Do we want water cannon on the streets of mainland Britain? It seems that a surprising coalition of policing interests do. Boris has said he will pay for them in London. Chief police officers have said they do. Now Tom Windsor, Chief Inspector of Constabularies and champion of consent-based policing, sees no problem with them.

London’s senior officer, Bernard Hogan-Howe, says they would be rarely seen and rarely used. Tom Windsor dodges the issue by saying he sees nothing controversial in having them, only in how they are deployed.

If we don’t plan to use them, why buy them? And if we do plan to buy them, let’s be clear how they will be used. Because, where London leads, the rest will follow.

Much of this began with the riots of 2011. Officers also cite the Countryside Alliance protests in Parliament Square in 2004 and student protests as examples of where cannon could have been used.
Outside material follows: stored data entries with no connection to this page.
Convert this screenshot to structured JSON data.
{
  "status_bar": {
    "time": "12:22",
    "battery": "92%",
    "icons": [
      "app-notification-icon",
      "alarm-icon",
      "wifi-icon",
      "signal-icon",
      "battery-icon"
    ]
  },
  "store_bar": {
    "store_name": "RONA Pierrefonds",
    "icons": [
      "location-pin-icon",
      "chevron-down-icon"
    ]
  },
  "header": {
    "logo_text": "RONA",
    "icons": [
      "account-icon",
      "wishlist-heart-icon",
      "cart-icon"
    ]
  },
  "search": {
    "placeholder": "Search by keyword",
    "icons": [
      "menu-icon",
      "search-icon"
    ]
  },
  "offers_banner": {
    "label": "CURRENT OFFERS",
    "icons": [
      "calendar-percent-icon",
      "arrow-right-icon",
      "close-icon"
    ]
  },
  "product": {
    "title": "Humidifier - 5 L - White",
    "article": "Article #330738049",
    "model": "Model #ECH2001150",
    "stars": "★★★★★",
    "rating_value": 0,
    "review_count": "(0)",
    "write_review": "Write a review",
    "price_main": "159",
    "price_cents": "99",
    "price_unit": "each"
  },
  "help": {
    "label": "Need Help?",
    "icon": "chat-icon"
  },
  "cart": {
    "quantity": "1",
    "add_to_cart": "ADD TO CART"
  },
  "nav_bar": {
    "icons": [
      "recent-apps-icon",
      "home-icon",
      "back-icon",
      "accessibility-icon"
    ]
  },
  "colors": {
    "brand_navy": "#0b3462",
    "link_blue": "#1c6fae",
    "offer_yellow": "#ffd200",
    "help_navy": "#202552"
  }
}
I have no sympathy with the professional hand-wringers of the left, who seem to see something sinister in the very concept of defending social order. Their soft-headed objections to tactics like kettling force the police to seek extravagant answers in more kit. I fail to see, though, how water cannon help in any of these scenarios.

It’s hard to see how soaking the stalwarts of the shires will do much to enhance police support among those who should be their natural allies. Would the police have used cannon against their own protest march to Parliament on pensions and pay in May 2012?

What will this do to relations with disaffected urban communities, with the added complication of ethnic and cultural divides?

Cannon, we are told, are about defence – protecting buildings or monuments or keeping a crowd away from police lines. That’s exactly the point. What frustrated the public about the London riots was the failure of the police to get stuck in when they were needed. It was left to members of the public to stand up to marauding kids on their own streets.

How would water cannon help in a repeat – God forbid – of London 2011? They are cumbersome, slow and can only be in one place at a time. Would this encourage commanders to risk taking on a crowd early? Or would their understandable desire to avoid risk cause them to wait while a crowd that might have been controlled grows in confidence and becomes a mob that requires even greater force to master.

Like tanks in modern warfare, water cannon give an impression of strength but expose weakness. They are clumsy beasts for narrow urban spaces. We live in an age of instant mass communication. Crowds can appear and disappear in minutes. Cannon would either become an instant target or be left isolated as protestors melt away to appear elsewhere.

Far better to spend the money on monitoring communications, leadership and understanding how to keep ahead of protestors.

Perhaps careful deployment rules can limit the dangers, but I doubt it. When you have something, the temptation is to use it. And when what you have is a hammer, your problems start to look like a nail. Has the level of public disorder really risen so much – or at all – as to justify this escalation in tactics?

Water cannon will do little to control flash-mob rioting and a lot to inflame legitimate protests. They will not help British policing regain its traditions and place in society.

We should think very carefully before signing up to them.